[PATCH v4] bus: mhi: host: Disable preemption while processing data events

mhi.lists.linux.dev archive mirror
 help / color / mirror / Atom feed

* [PATCH v4] bus: mhi: host: Disable preemption while processing data events
@ 2022-11-21  9:34 Qiang Yu
  2022-11-22  5:48 ` Jeffrey Hugo
  0 siblings, 1 reply; 4+ messages in thread
From: Qiang Yu @ 2022-11-21  9:34 UTC (permalink / raw)
  To: mani, loic.poulain
  Cc: mhi, linux-arm-msm, linux-kernel, quic_cang, mrana, Qiang Yu

If data processing of an event is scheduled out because core
is busy handling multiple irqs, this can starve the processing
of MHI M0 state change event on another core. Fix this issue by
disabling irq on the core processing data events.

Signed-off-by: Qiang Yu <quic_qianyu@quicinc.com>
---
v3->v4: modify the comment
v2->v3: modify the comment
v1->v2: add comments about why we disable local irq

 drivers/bus/mhi/host/main.c | 10 ++++++++--
 1 file changed, 8 insertions(+), 2 deletions(-)

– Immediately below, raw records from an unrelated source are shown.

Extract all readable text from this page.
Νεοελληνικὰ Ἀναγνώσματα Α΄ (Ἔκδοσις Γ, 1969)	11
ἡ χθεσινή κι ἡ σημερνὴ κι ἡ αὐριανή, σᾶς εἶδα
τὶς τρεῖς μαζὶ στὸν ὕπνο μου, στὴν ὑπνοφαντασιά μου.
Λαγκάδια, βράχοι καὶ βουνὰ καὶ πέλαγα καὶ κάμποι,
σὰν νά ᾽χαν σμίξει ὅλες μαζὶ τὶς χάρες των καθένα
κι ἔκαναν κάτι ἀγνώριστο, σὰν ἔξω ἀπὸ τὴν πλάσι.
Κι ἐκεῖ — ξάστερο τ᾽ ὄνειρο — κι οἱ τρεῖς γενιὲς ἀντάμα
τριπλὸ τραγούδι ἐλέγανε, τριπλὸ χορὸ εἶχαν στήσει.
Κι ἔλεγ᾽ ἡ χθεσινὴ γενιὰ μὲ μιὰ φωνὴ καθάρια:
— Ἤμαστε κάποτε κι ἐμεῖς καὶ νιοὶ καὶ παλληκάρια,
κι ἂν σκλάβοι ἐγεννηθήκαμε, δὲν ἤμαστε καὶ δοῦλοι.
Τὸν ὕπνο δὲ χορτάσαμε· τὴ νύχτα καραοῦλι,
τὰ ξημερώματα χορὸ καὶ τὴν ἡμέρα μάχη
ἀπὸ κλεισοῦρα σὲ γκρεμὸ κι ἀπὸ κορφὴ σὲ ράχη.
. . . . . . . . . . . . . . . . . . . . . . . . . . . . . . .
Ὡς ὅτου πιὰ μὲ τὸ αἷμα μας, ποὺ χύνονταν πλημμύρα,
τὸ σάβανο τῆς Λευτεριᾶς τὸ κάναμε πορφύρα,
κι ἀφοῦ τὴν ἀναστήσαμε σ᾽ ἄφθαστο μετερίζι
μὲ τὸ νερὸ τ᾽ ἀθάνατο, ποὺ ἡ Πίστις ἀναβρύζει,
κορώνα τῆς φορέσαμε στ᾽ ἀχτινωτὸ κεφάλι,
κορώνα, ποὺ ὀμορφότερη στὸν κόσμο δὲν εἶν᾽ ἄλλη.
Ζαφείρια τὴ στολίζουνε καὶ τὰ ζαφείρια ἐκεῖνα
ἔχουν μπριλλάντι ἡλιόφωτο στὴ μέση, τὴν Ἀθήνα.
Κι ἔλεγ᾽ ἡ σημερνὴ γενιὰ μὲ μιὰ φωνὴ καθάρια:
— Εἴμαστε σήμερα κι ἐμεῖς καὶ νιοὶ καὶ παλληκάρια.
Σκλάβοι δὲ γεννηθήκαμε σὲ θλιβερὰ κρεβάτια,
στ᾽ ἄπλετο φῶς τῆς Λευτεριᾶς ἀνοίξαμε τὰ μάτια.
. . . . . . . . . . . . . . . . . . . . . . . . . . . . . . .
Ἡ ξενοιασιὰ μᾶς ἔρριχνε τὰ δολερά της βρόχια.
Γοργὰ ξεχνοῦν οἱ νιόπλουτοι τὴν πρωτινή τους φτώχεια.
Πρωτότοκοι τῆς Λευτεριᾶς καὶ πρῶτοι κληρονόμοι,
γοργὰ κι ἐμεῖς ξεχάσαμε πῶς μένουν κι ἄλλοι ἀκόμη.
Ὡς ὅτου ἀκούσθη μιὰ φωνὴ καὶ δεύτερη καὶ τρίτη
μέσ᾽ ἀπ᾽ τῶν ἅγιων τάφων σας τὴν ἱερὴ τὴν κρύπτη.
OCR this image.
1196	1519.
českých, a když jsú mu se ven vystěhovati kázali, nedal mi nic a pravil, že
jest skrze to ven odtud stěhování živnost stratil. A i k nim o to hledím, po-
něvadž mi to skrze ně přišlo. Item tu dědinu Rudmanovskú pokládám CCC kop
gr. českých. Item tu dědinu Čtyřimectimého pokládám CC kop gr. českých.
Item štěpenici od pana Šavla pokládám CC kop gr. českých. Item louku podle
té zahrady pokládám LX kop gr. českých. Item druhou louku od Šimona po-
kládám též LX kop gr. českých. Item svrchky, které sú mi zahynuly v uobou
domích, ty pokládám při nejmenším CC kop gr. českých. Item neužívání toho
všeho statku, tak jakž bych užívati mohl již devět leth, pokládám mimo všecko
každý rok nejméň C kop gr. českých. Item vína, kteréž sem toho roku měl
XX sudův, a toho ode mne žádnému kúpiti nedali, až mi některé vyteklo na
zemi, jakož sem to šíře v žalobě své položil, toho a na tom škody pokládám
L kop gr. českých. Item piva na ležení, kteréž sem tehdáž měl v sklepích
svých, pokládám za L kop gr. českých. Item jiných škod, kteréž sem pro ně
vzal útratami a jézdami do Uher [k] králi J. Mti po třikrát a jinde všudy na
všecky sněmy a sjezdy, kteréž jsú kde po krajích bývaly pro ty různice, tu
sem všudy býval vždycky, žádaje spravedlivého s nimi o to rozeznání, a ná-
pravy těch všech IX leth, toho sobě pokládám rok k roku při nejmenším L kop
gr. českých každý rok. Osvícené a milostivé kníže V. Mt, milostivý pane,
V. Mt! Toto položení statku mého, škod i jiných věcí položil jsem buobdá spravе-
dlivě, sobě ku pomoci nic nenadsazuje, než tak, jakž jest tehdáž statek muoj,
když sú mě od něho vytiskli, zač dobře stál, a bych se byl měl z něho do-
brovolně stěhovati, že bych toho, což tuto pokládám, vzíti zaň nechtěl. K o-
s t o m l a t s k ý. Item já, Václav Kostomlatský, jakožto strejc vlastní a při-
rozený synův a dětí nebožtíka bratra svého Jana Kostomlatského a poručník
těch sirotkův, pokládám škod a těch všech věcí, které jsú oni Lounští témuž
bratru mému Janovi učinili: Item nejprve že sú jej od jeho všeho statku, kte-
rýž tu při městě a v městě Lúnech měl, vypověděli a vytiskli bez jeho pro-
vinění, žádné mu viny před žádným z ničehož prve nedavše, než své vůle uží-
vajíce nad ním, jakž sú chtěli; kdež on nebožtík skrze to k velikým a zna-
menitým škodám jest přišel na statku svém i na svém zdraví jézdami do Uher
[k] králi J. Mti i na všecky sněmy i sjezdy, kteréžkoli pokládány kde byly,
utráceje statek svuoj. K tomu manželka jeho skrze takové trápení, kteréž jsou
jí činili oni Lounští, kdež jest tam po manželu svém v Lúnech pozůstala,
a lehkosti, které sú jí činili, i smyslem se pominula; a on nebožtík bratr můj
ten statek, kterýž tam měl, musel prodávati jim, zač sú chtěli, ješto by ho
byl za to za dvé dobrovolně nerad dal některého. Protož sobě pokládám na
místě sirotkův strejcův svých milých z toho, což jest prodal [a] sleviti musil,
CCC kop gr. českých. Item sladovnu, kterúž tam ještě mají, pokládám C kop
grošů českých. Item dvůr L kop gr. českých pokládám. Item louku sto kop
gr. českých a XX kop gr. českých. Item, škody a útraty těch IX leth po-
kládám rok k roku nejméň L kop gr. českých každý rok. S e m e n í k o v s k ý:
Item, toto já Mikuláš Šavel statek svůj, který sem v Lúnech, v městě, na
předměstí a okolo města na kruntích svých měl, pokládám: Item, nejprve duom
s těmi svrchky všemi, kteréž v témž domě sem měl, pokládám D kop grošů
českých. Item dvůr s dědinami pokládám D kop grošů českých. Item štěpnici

diff --git a/drivers/bus/mhi/host/main.c b/drivers/bus/mhi/host/main.c
index f3aef77a..6c804c3 100644
--- a/drivers/bus/mhi/host/main.c
+++ b/drivers/bus/mhi/host/main.c
@@ -1029,11 +1029,17 @@ void mhi_ev_task(unsigned long data)
 {
 	struct mhi_event *mhi_event = (struct mhi_event *)data;
 	struct mhi_controller *mhi_cntrl = mhi_event->mhi_cntrl;
+	unsigned long flags;
 
+	/*
+	 * When multiple IRQs arrive, the tasklet will be scheduled out with event ring lock
+	 * acquired, causing other high priority events like M0 state transition getting stuck
+	 * while trying to acquire the same event ring lock. Thus, let's disable local IRQs here.
+	 */
+	spin_lock_irqsave(&mhi_event->lock, flags);
 	/* process all pending events */
-	spin_lock_bh(&mhi_event->lock);
 	mhi_event->process_event(mhi_cntrl, mhi_event, U32_MAX);
-	spin_unlock_bh(&mhi_event->lock);
+	spin_unlock_irqrestore(&mhi_event->lock, flags);
 }
 
 void mhi_ctrl_ev_task(unsigned long data)
-- 
2.7.4


^ permalink raw reply related	[flat|nested] 4+ messages in thread

* Re: [PATCH v4] bus: mhi: host: Disable preemption while processing data events
  2022-11-21  9:34 [PATCH v4] bus: mhi: host: Disable preemption while processing data events Qiang Yu
@ 2022-11-22  5:48 ` Jeffrey Hugo
  2022-12-28 16:35   ` Manivannan Sadhasivam
  0 siblings, 1 reply; 4+ messages in thread
From: Jeffrey Hugo @ 2022-11-22  5:48 UTC (permalink / raw)
  To: Qiang Yu, mani, loic.poulain
  Cc: mhi, linux-arm-msm, linux-kernel, quic_cang, mrana

On 11/21/2022 2:34 AM, Qiang Yu wrote:
> If data processing of an event is scheduled out because core
> is busy handling multiple irqs, this can starve the processing
> of MHI M0 state change event on another core. Fix this issue by
> disabling irq on the core processing data events.
> 
> Signed-off-by: Qiang Yu <quic_qianyu@quicinc.com>

I've been pondering this off and on since it's been proposed.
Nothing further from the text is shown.